Русско-американский социолог П. А. Сорокин (1889–1968) строил свою универсальную концепцию «социальной и культурной динамики» на постоянном колебании (флуктуациях) искусства между идеациональной (сверхчувственной), чувственной и смешанной, интегральной (первоначально она называлась идеалистической) фазами. В последнем варианте его знаменитой социологической книги (1957) констатируется «нарастающий упадок чувственной культуры, общества и человека» и осторожно предсказано «появление и постепенный рост первых компонентов нового (идеационального или идеалистического) социокультурного строя»[463].
Примерно в то же время русско-немецкий историк литературы Д. И. Чижевский (1894–1977) придумал другую схему сосуществования больших литературных стилей, получившую именование «маятник Чижевского». Ученый выделил в культуре три пары понятий: ренессанс – барокко, классицизм – романтизм, реализм – модернизм. Первый член каждой оппозиции ориентирован на содержание и тяготеет к простоте, второй – культивирует форму и имеет склонность к усложненности. Причем амплитуда «маятника», колебания между противоположностями по мере исторического развития увеличиваются: ренессанс и барокко тесно взаимосвязаны, имеют много переходных форм; реализм и модернизм враждебны и непримиримы, разделены непреодолимым барьером.
В сравнительно недавнем коллективном труде по исторической поэтике развитие литературы тоже укладывается в трехчленную схему, но уже не маятниковую, а однонаправленную, «осевую» (теорию «осевого времени» развивал английский историк А. Тойнби).
«Предварительно и в известной мере условно – в качестве всеохватывающих и особенно значимых для исторической поэтики – нами выделяются, однако, три наиболее общих и устойчивых типа художественного сознания: 1) архаический, или мифопоэтический, 2) традиционалистский, или нормативный, 3) индивидуально-творческий, или исторический (т. е. опирающийся на принцип историзма). Хронологические рубежи между этими типами сознания определены в целом двумя важнейшими социально-культурными переворотами в мировой истории: в VI–V вв. до н. э. (т. н. „осевое время“ Древности, характеризуемое возникновением новых форм государственности и идеологическими движениями, которые изменили интеллектуальный климат в различных частях тогдашнего цивилизованного мира) и в конце XVIII в. (время утверждения „индустриальной эпохи“ в ее глобальном масштабе)»[464].
Подобные схемы и характеристики отдельных эпох/методов/направлений/стилей позволяют нам увидеть общую картину развития литературы, первоначально систематизировать авторов и тексты. Но конкретный смысл произведения подобными определениями не улавливается, выходит за границы породившего его направления. Любой, даже плохой роман богаче даже самой правильной схемы. Мы читаем не направления, а произведения.
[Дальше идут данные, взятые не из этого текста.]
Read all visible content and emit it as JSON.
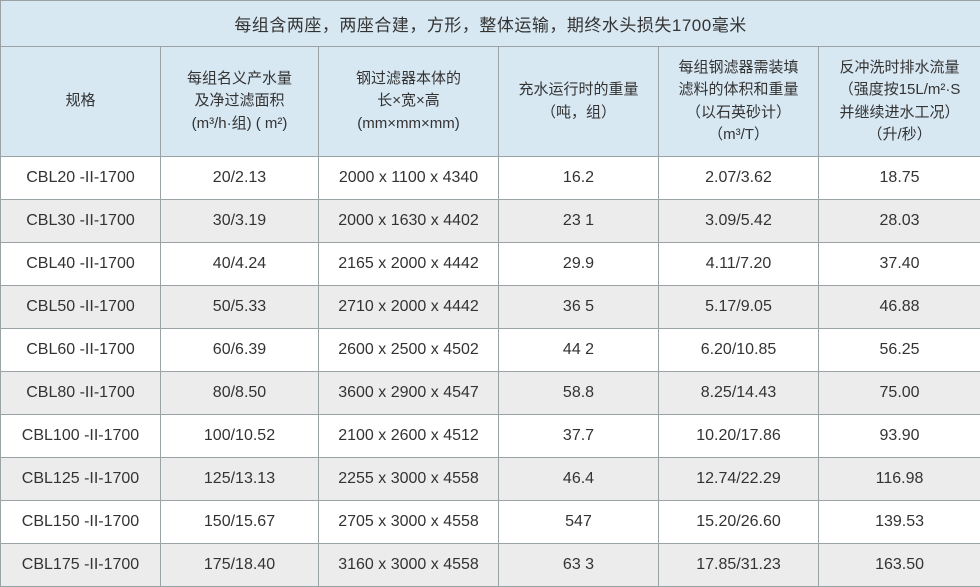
{
  "table": {
    "title": "每组含两座，两座合建，方形，整体运输，期终水头损失1700毫米",
    "columns": [
      {
        "label": "规格"
      },
      {
        "label": "每组名义产水量\n及净过滤面积\n(m³/h·组) ( m²)"
      },
      {
        "label": "钢过滤器本体的\n长×宽×高\n(mm×mm×mm)"
      },
      {
        "label": "充水运行时的重量\n（吨，组）"
      },
      {
        "label": "每组钢滤器需装填\n滤料的体积和重量\n（以石英砂计）\n（m³/T）"
      },
      {
        "label": "反冲洗时排水流量\n（强度按15L/m²·S\n并继续进水工况）\n（升/秒）"
      }
    ],
    "rows": [
      [
        "CBL20 -II-1700",
        "20/2.13",
        "2000 x 1100 x 4340",
        "16.2",
        "2.07/3.62",
        "18.75"
      ],
      [
        "CBL30 -II-1700",
        "30/3.19",
        "2000 x 1630 x 4402",
        "23 1",
        "3.09/5.42",
        "28.03"
      ],
      [
        "CBL40 -II-1700",
        "40/4.24",
        "2165 x 2000 x 4442",
        "29.9",
        "4.11/7.20",
        "37.40"
      ],
      [
        "CBL50 -II-1700",
        "50/5.33",
        "2710 x 2000 x 4442",
        "36 5",
        "5.17/9.05",
        "46.88"
      ],
      [
        "CBL60 -II-1700",
        "60/6.39",
        "2600 x 2500 x 4502",
        "44 2",
        "6.20/10.85",
        "56.25"
      ],
      [
        "CBL80 -II-1700",
        "80/8.50",
        "3600 x 2900 x 4547",
        "58.8",
        "8.25/14.43",
        "75.00"
      ],
      [
        "CBL100 -II-1700",
        "100/10.52",
        "2100 x 2600 x 4512",
        "37.7",
        "10.20/17.86",
        "93.90"
      ],
      [
        "CBL125 -II-1700",
        "125/13.13",
        "2255 x 3000 x 4558",
        "46.4",
        "12.74/22.29",
        "116.98"
      ],
      [
        "CBL150 -II-1700",
        "150/15.67",
        "2705 x 3000 x 4558",
        "547",
        "15.20/26.60",
        "139.53"
      ],
      [
        "CBL175 -II-1700",
        "175/18.40",
        "3160 x 3000 x 4558",
        "63 3",
        "17.85/31.23",
        "163.50"
      ]
    ]
  },
  "colors": {
    "header_background": "#d8e8f3",
    "alt_row_background": "#ececec",
    "border": "#9aa2a6",
    "text": "#333333"
  }
}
Категории направления и метода настолько широки и абстрактны, что рассуждения о них часто превращаются в филологическую схоластику. Б. М. Эйхенбаум, получив вопрос № 21, который должен был обсуждаться на очередном международном съезде славистов, вспомнил свое формалистское «спецификаторское» прошлое и ответил на него не предметно, а резко полемически.
«Как произошел переход от романтизма к реалистической литературе в славянских странах в ХХ веке? – Вопрос поставлен не как научная проблема, а как вопрос на экзамене – с предполагаемым ответом. <…> Научное обсуждение вопросов о романтизме и реализме <…> требует коренного пересмотра традиционной и совершенно обветшавшей системы понятий, доставшихся нам от немецкой философии и давно утративших свое прежнее содержание. Где у Пушкина, Гоголя или Мицкевича „переход от романтизма к реализму“? Это знают только авторы школьных учебников. На материале славянских литератур еще яснее, чем на материале литератур немецкой или французской, видно несоответствие этих понятий и схем реальному процессу возникновения и воздействия художественных произведений»[465].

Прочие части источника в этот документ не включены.